People have changed too with the popularity of simple straightforward activities and pleasure like the ever popular Gardeners’ World, encouraging fruit and vegetable gardening as well as manicured box hedges. All these things nudged (the ‘in’ word in govt policies I think) the entire population into the outdoors to experience the soil, weather, seasons, practicalities of growing and doing things upon which in the end, elements of our life depend.

 

The Good Life
The Good Life

It also came about partly through TV programmes such as “The Good Life”, a mildly satirical sitcom on the ‘clash’ of cultures between neighbours in a leafy suburb, one couple deciding to give homesteading a go, traipsing around in wellies and dungarees, with veg. patch, spinning wool and knitting dreadful sweaters, weaving their own yoghurt (!), chickens, other animals (they soon regarded as pets).

 

Their neighbours, ineluctably drawn into the homespun world, were caricatures of the home counties set, well bred, educated well enough to know every nuance of ‘the rules’, rather staid, (fully, if not elaborately dressed at all times), but with a hint, to spice up the programme (after wine, naturally), of a bit of hanky panky; or not.

 

So, right now, we’re struggling to thread a way between truth and bollocks online, which in itself is a task.

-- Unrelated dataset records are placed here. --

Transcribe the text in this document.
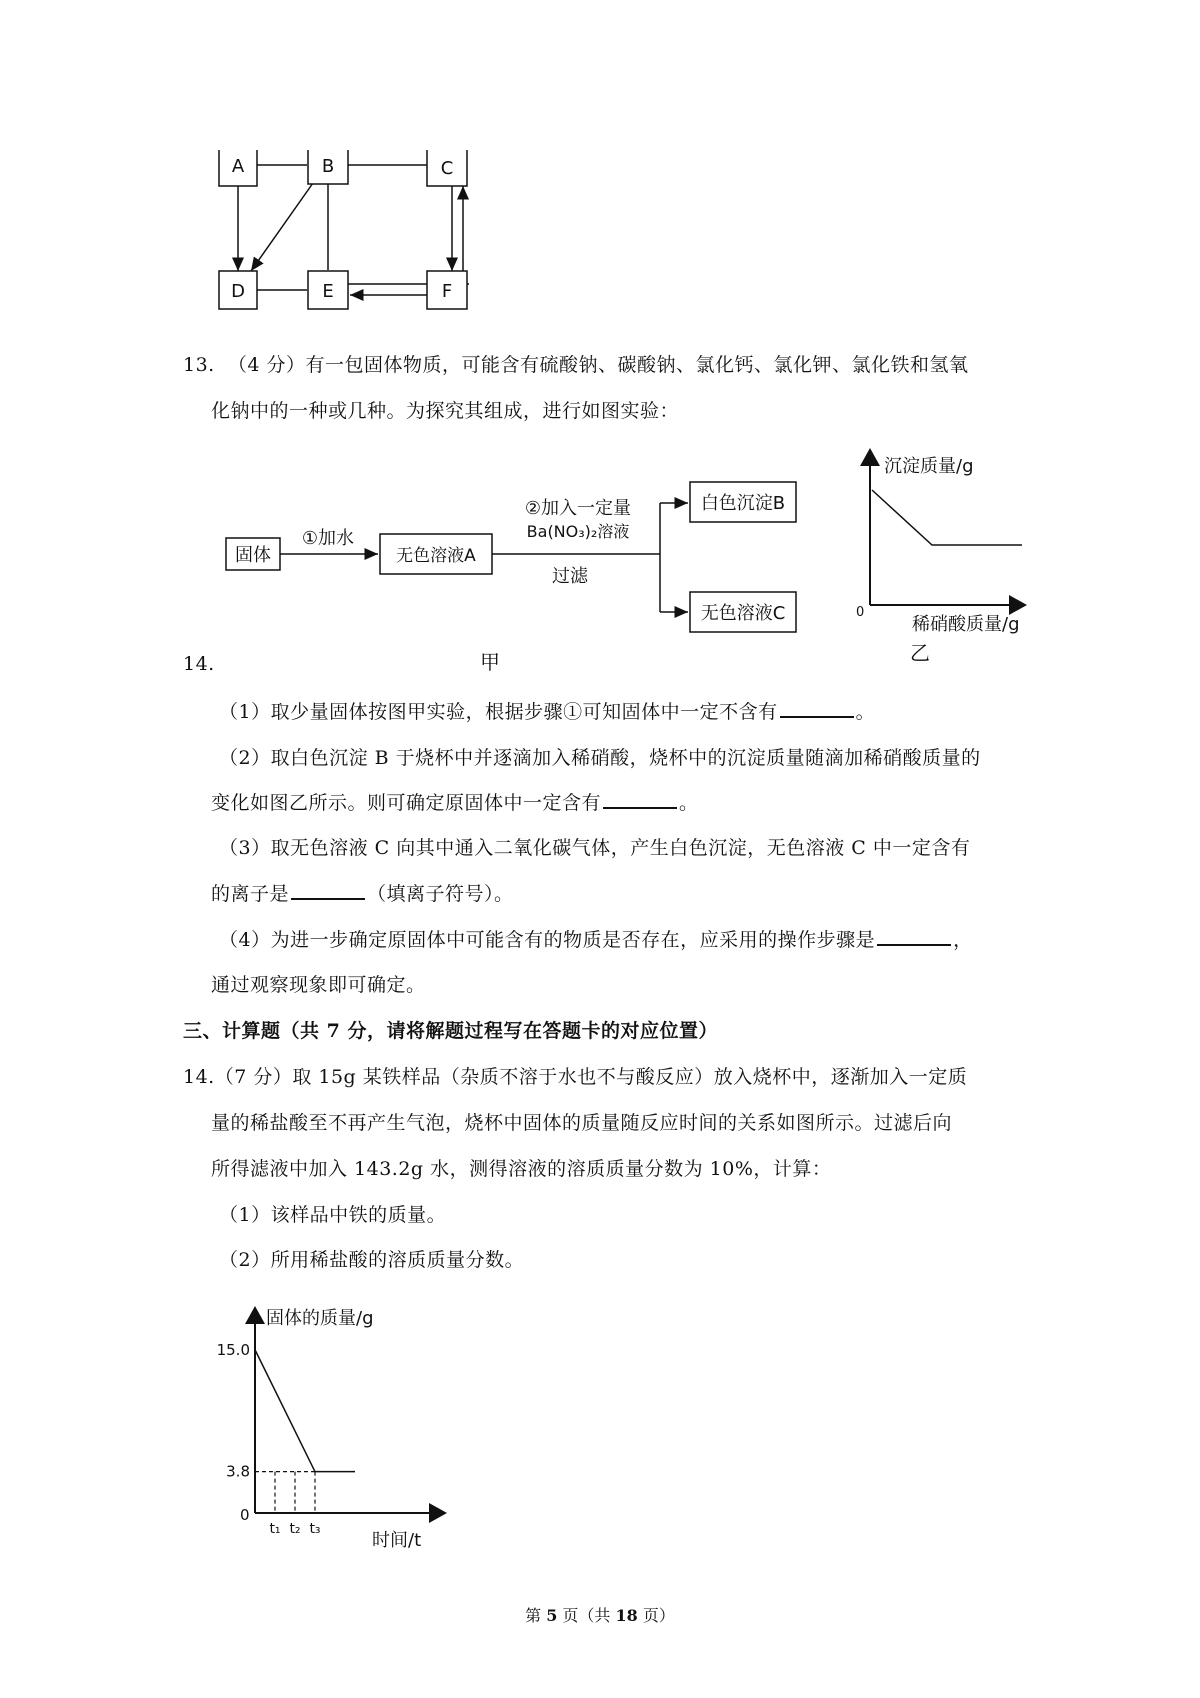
A	B	C
D	E	F
13. （4 分）有一包固体物质，可能含有硫酸钠、碳酸钠、氯化钙、氯化钾、氯化铁和氢氧
化钠中的一种或几种。为探究其组成，进行如图实验：
固体
①加水
无色溶液A
②加入一定量
Ba(NO₃)₂溶液
过滤
白色沉淀B
无色溶液C
甲
沉淀质量/g
稀硝酸质量/g
0
乙
14.
（1）取少量固体按图甲实验，根据步骤①可知固体中一定不含有	。
（2）取白色沉淀 B 于烧杯中并逐滴加入稀硝酸，烧杯中的沉淀质量随滴加稀硝酸质量的
变化如图乙所示。则可确定原固体中一定含有	。
（3）取无色溶液 C 向其中通入二氧化碳气体，产生白色沉淀，无色溶液 C 中一定含有
的离子是	（填离子符号）。
（4）为进一步确定原固体中可能含有的物质是否存在，应采用的操作步骤是	，
通过观察现象即可确定。
三、计算题（共 7 分，请将解题过程写在答题卡的对应位置）
14.（7 分）取 15g 某铁样品（杂质不溶于水也不与酸反应）放入烧杯中，逐渐加入一定质
量的稀盐酸至不再产生气泡，烧杯中固体的质量随反应时间的关系如图所示。过滤后向
所得滤液中加入 143.2g 水，测得溶液的溶质质量分数为 10%，计算：
（1）该样品中铁的质量。
（2）所用稀盐酸的溶质质量分数。
固体的质量/g
时间/t
0
15.0
3.8
t₁ t₂ t₃
第 5 页（共 18 页）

But we do have good cause to recall that not long ago we also used to believe it was a good idea and justified, to hang a child in public or send them to a penal colony on the other side of the world for stealing a handkerchief; we thought our ears would burst if we travelled as fast as 25mph!

 

We do want sustainability in our activities and works, we do want things to last lifetimes rather than hardly beyond the life of the packaging. We do want more fulfilling and rewarding lives for ourselves, our kids and their kids too, and we can see plain as day that this way of doing things simply cannot endure.

 

But we can, and will arrive at a place where we can all feel proud of whatever contribution we are able to make, and justified in whatever benefits we derive, from a better world.

 

Of course, lots of things we believed way back turned out to be perfectly plausible, too, I have found in my own life; however, “if you tread on a worm, you make it rain” is not one of them. That’s stepping on cracks in the pavement.